Сказала ему, что можно послать письмо из Лондона, чтобы сбить с толку полицию. И что мне нужно купить в Лондоне множество вещей. Мне необходимо было, чтобы он уехал хотя бы часа на три-четыре. Из-за ревуна на двери. И потому, что хочу начать свой подкоп. Я рассудила, что, раз стены моего подвала (и наружного тоже) из каменных плит, не из цельного камня, за ними должна быть земля. И мне надо лишь проникнуть за каменную оболочку, чтобы добраться до мягкой земли (так я себе это представляю).
Может быть, это — бредовая затея. Но меня прямо лихорадит от нетерпения поскорее начать.
* * *
Об этой Нильсен.
Я встретилась с ней еще раза два, когда у Ч.В. были гости. Один из них — ее муж, датчанин, он что-то куда-то импортирует. Английским владеет в совершенстве, из-за этого его речь кажется не правильной. Нарочитой.
Как-то встретила ее в парикмахерской: она уже уходила, а я пришла договориться с мастером, Кэролайн просила. Ее лицо сразу приобрело тошнотворно-приторное выражение, взрослые женщины специально надевают его, когда встречаются с девчонками вроде меня. Минни называет его «Добро пожаловать в клан взрослых женщин». Оно должно означать, что с тобой будут обращаться как с равной, а на самом деле — никто из них взрослой тебя не считает и каждая завидует тебе.
Ей вздумалось угостить меня кофе. Я сглупила, надо было соврать что-нибудь. Начался кисло-сладкий тягучий разговор обо мне, о ее дочери, об искусстве. Она многих знает и старалась произвести впечатление, запросто называя знаменитые имена. Только я с уважением отношусь к тем, кто чувствует, понимает произведения искусства. Не к тем, кто что-нибудь о них слышал или с кем-нибудь ужасно известным знаком.

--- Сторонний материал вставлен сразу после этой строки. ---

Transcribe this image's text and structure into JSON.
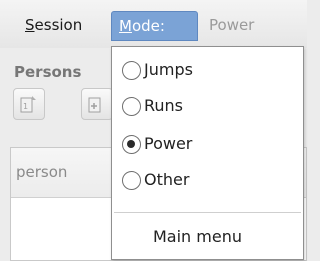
{
  "menubar": {
    "session": {
      "mnemonic": "S",
      "rest": "ession"
    },
    "mode": {
      "mnemonic": "M",
      "rest": "ode:"
    },
    "power_label": "Power"
  },
  "left_panel": {
    "title": "Persons"
  },
  "table": {
    "column_person": "person"
  },
  "dropdown": {
    "options": [
      {
        "label": "Jumps",
        "selected": false
      },
      {
        "label": "Runs",
        "selected": false
      },
      {
        "label": "Power",
        "selected": true
      },
      {
        "label": "Other",
        "selected": false
      }
    ],
    "main_menu_label": "Main menu"
  },
  "colors": {
    "active_menu_bg": "#7ba3d6"
  }
}
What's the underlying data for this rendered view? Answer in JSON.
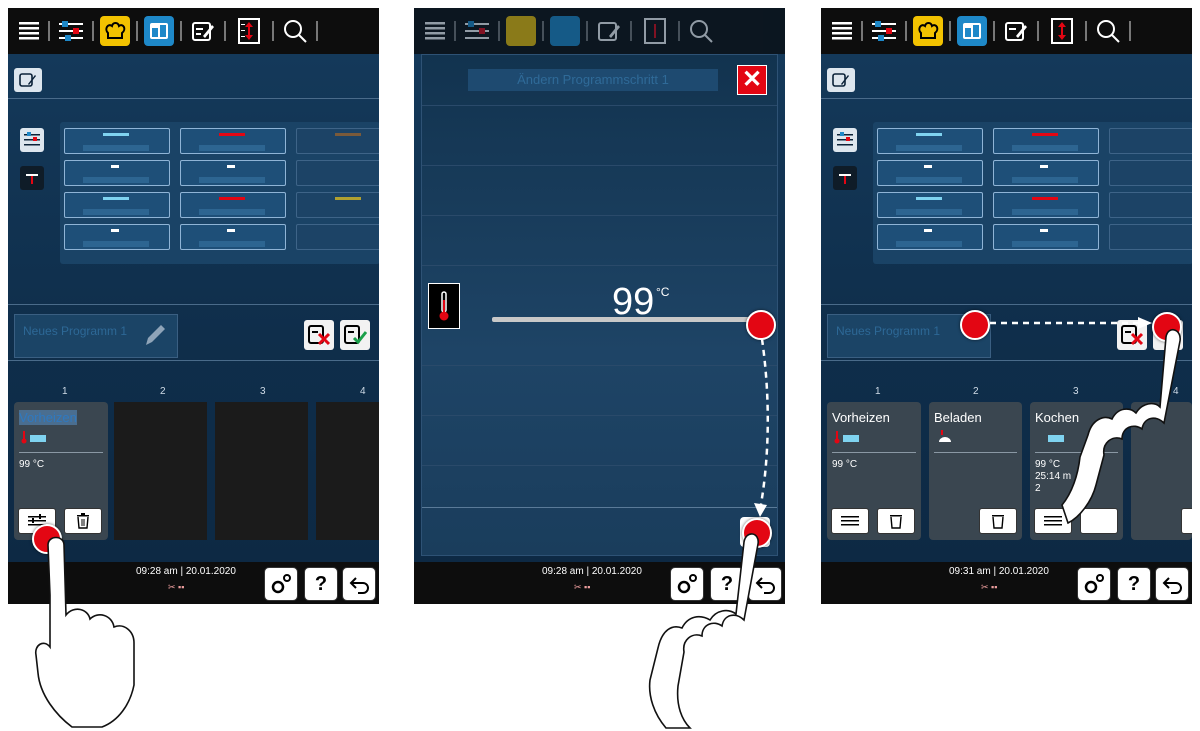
{
  "colors": {
    "accent": "#e30613",
    "topbar": "#0d0d0d",
    "screen_bg": "#0f2e4b",
    "tile_yellow": "#f2c200",
    "tile_blue": "#1e88c8"
  },
  "screen1": {
    "program_name": "Neues Programm 1",
    "columns": [
      "1",
      "2",
      "3",
      "4"
    ],
    "step1": {
      "title": "Vorheizen",
      "temp": "99 °C"
    },
    "time": "09:28 am | 20.01.2020",
    "help_label": "?"
  },
  "screen2": {
    "dialog_title": "Ändern Programmschritt 1",
    "close_label": "✕",
    "temperature": "99",
    "temperature_unit": "°C",
    "time": "09:28 am | 20.01.2020",
    "help_label": "?"
  },
  "screen3": {
    "program_name": "Neues Programm 1",
    "columns": [
      "1",
      "2",
      "3",
      "4"
    ],
    "steps": [
      {
        "title": "Vorheizen",
        "line1": "99 °C",
        "line2": "",
        "line3": ""
      },
      {
        "title": "Beladen",
        "line1": "",
        "line2": "",
        "line3": ""
      },
      {
        "title": "Kochen",
        "line1": "99 °C",
        "line2": "25:14 m",
        "line3": "2"
      }
    ],
    "time": "09:31 am | 20.01.2020",
    "help_label": "?"
  }
}
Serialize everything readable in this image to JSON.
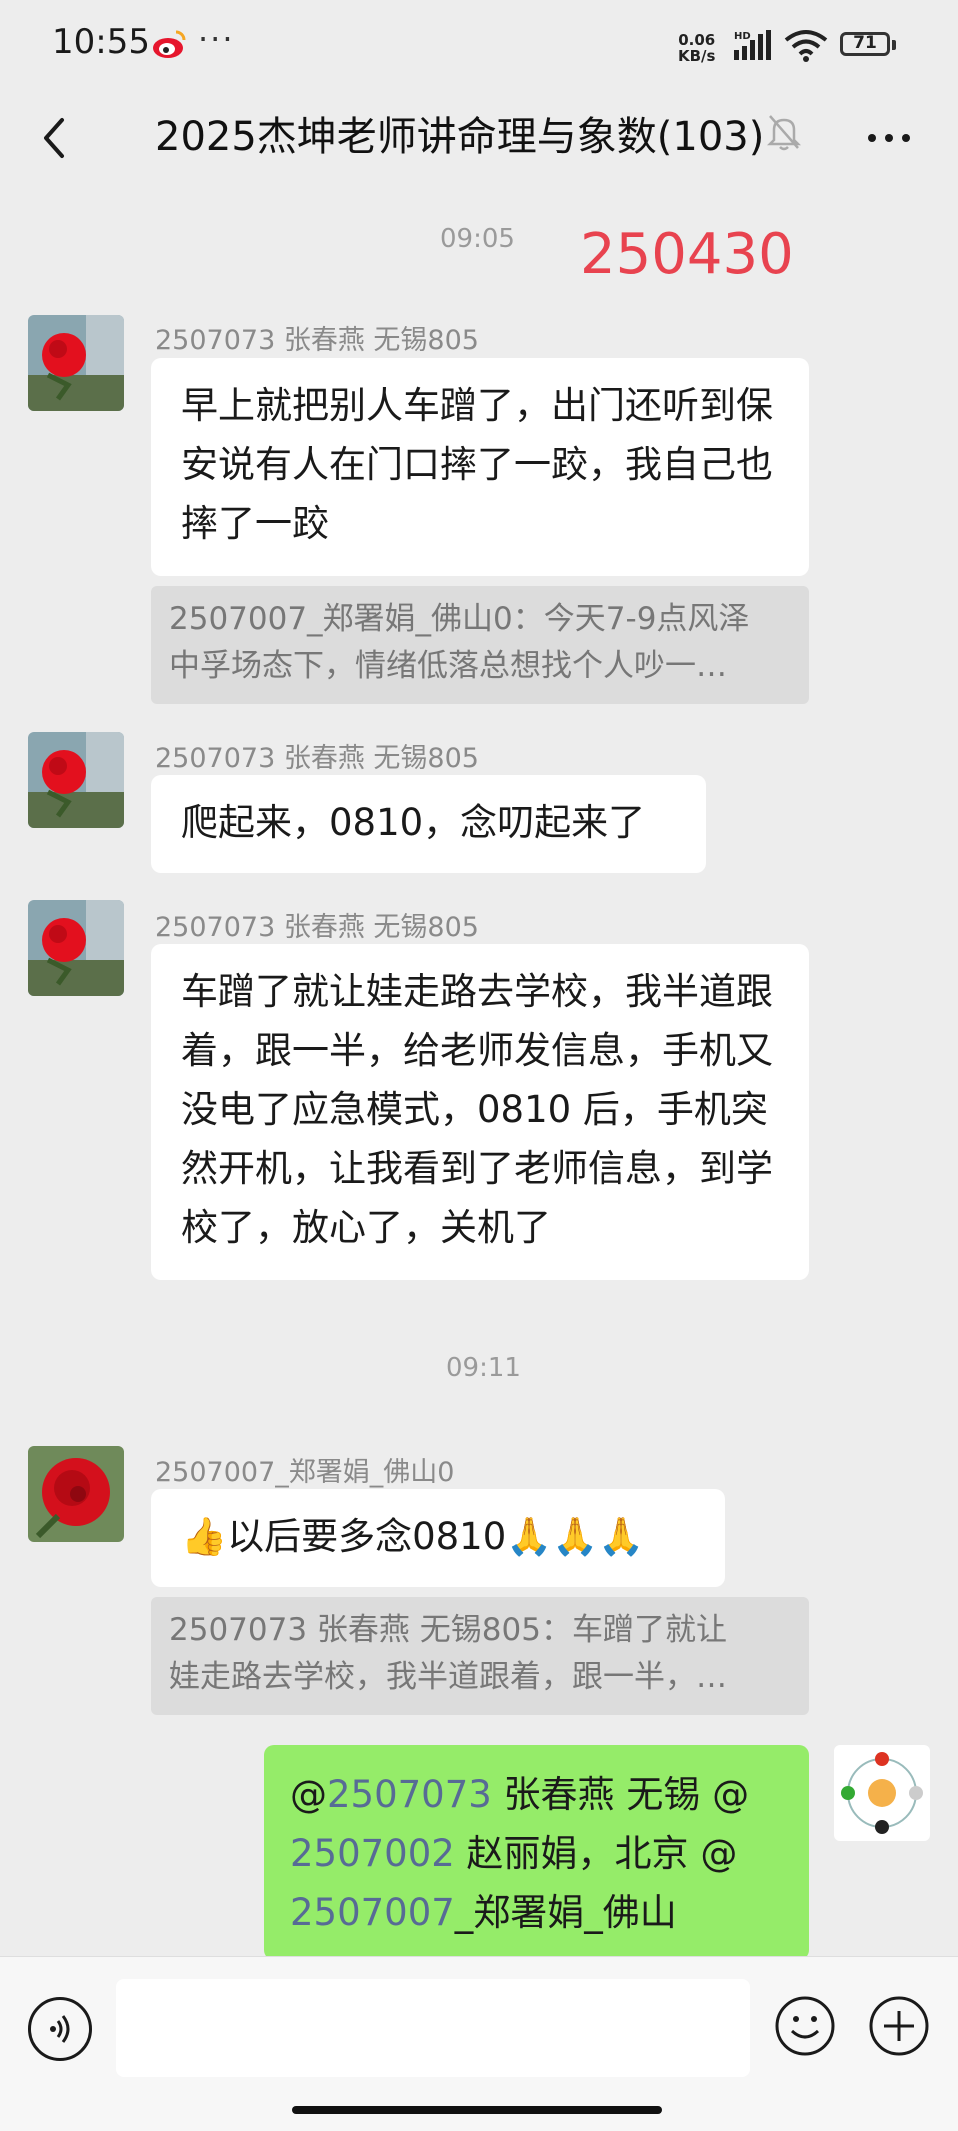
{
  "status_bar": {
    "time": "10:55",
    "more_icon": "···",
    "net_speed_value": "0.06",
    "net_speed_unit": "KB/s",
    "network": "HD",
    "battery": "71"
  },
  "header": {
    "title": "2025杰坤老师讲命理与象数(103)"
  },
  "messages": {
    "time1": "09:05",
    "stamp": "250430",
    "m1": {
      "sender": "2507073 张春燕  无锡805",
      "text": "早上就把别人车蹭了，出门还听到保安说有人在门口摔了一跤，我自己也摔了一跤",
      "quote_line1": "2507007_郑署娟_佛山0：今天7-9点风泽",
      "quote_line2": "中孚场态下，情绪低落总想找个人吵一…"
    },
    "m2": {
      "sender": "2507073 张春燕  无锡805",
      "text": "爬起来，0810，念叨起来了"
    },
    "m3": {
      "sender": "2507073 张春燕  无锡805",
      "text": "车蹭了就让娃走路去学校，我半道跟着，跟一半，给老师发信息，手机又没电了应急模式，0810 后，手机突然开机，让我看到了老师信息，到学校了，放心了，关机了"
    },
    "time2": "09:11",
    "m4": {
      "sender": "2507007_郑署娟_佛山0",
      "text": "👍以后要多念0810🙏🙏🙏",
      "quote_line1": "2507073 张春燕  无锡805：车蹭了就让",
      "quote_line2": "娃走路去学校，我半道跟着，跟一半，…"
    },
    "own": {
      "at1": "@",
      "id1": "2507073",
      "rest1": " 张春燕  无锡  @",
      "id2": "2507002",
      "rest2": " 赵丽娟，北京  @",
      "id3": "2507007",
      "rest3": "_郑署娟_佛山"
    }
  },
  "colors": {
    "accent_green": "#95ec69",
    "stamp_red": "#e8434f",
    "link_blue": "#576b95"
  },
  "icons": [
    "weibo-icon",
    "signal-icon",
    "wifi-icon",
    "back-icon",
    "mute-icon",
    "more-icon",
    "voice-icon",
    "emoji-icon",
    "plus-icon"
  ]
}
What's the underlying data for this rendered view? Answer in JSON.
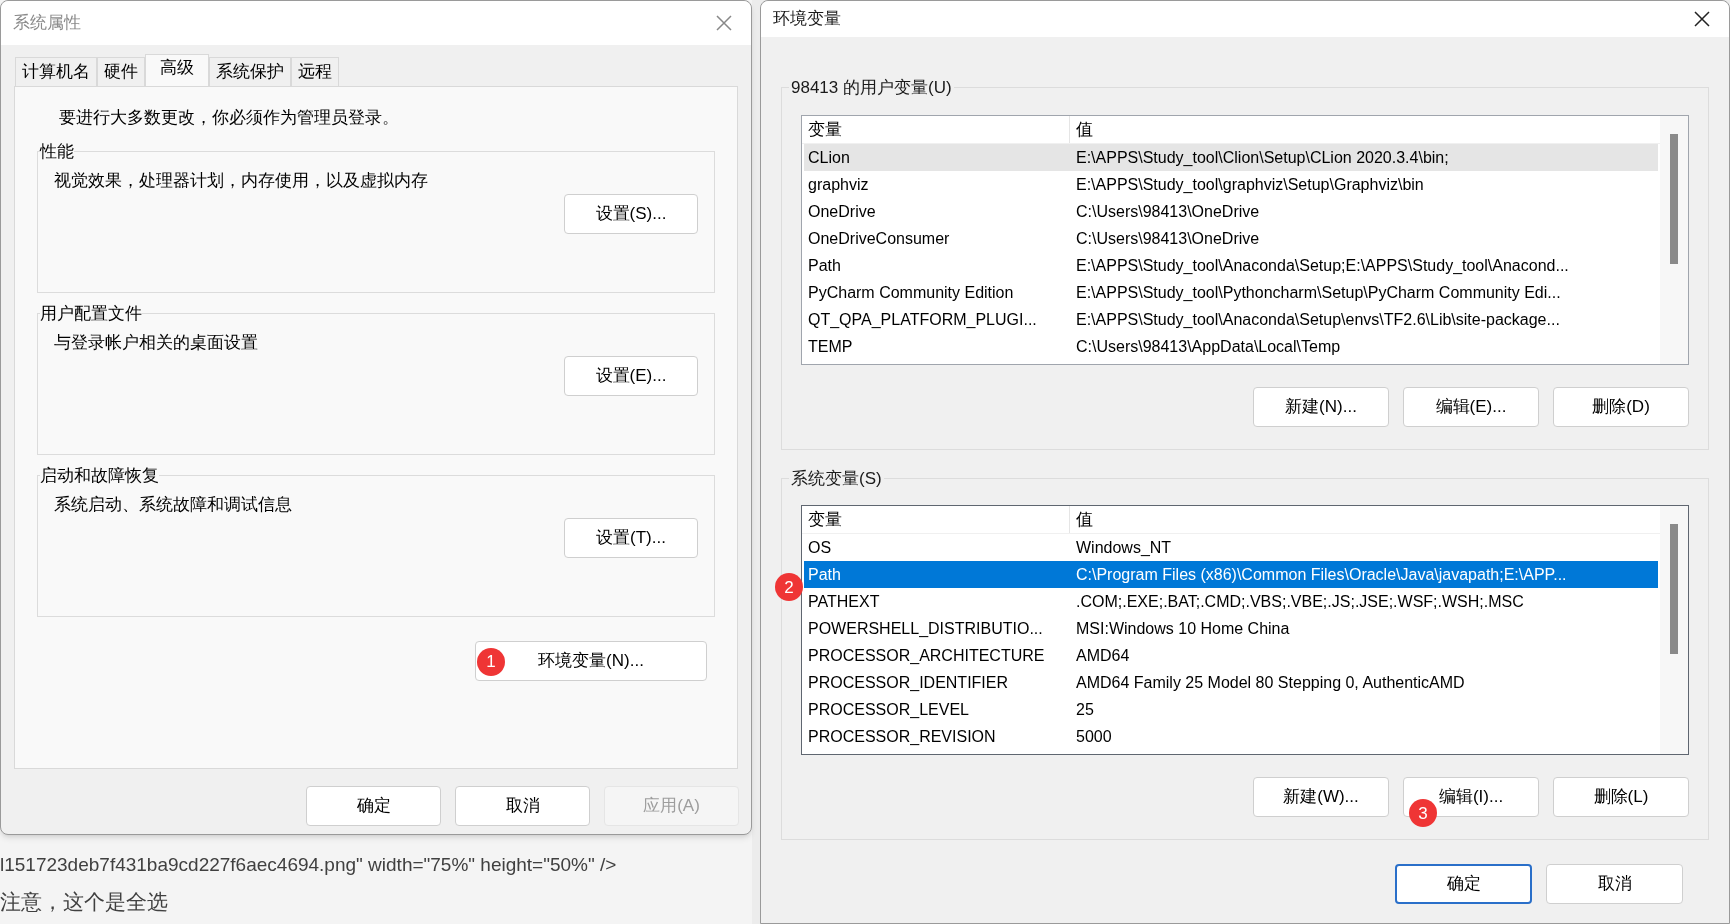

Конечно, она не лесбиянка. Но она просто глаз не отрывала от моих губ, ловила каждое слово. Боялась заговорить о том, что и так у всех на виду, и в то же время явно хотела, чтобы ее расспрашивали.
Всем видом своим она говорила: «Вы ведь не знаете, что произошло и происходит между мной и Ч.В. А ну-ка, спросите меня об этом!»
Она все говорила и говорила о поэтах и художниках, о конце тридцатых и о войне, о встречах с Диланом Томасом и наконец добралась до Ч.В.
— Вы ему нравитесь, — сказала она.
— Я знаю, — спокойно сказала я.
Но была потрясена. И тем, что она это знает (неужели он ей сказал?), и тем, что ей хочется говорить на эту тему. Я чувствовала, ей этого ужасно хотелось.
— Он всегда влюбляется в настоящих красавиц, не может устоять.
Потом заговорила о дочери.
— Ей сейчас шестнадцать. Не могу пробиться к ней — никакого контакта. Порой, когда говорю ей что-нибудь, сама себе кажусь каким-то диковинным зверем в зоопарке. А она стоит поодаль от клетки и наблюдает.
Я сразу почувствовала — она уже говорила это кому-то. Или где-то вычитала. Это всегда заметно.
Все они одинаковые, эти взрослые. И вовсе не сыновья, не дочери-подростки — иные. Мы не иные, мы просто молодые. Это теперешние взрослые не такие, как раньше: изо всех сил стремятся доказать, что еще молоды, примазываются, пытаются жить нашей жизнью. Глупо, безнадежно. Не могут они быть такими, как мы. Мы не хотим этого. Мы не хотим, чтобы они одевались, как мы, говорили, как мы, жили теми же интересами. Взрослые до того бездарно нам подражают — невозможно относиться к ним с уважением.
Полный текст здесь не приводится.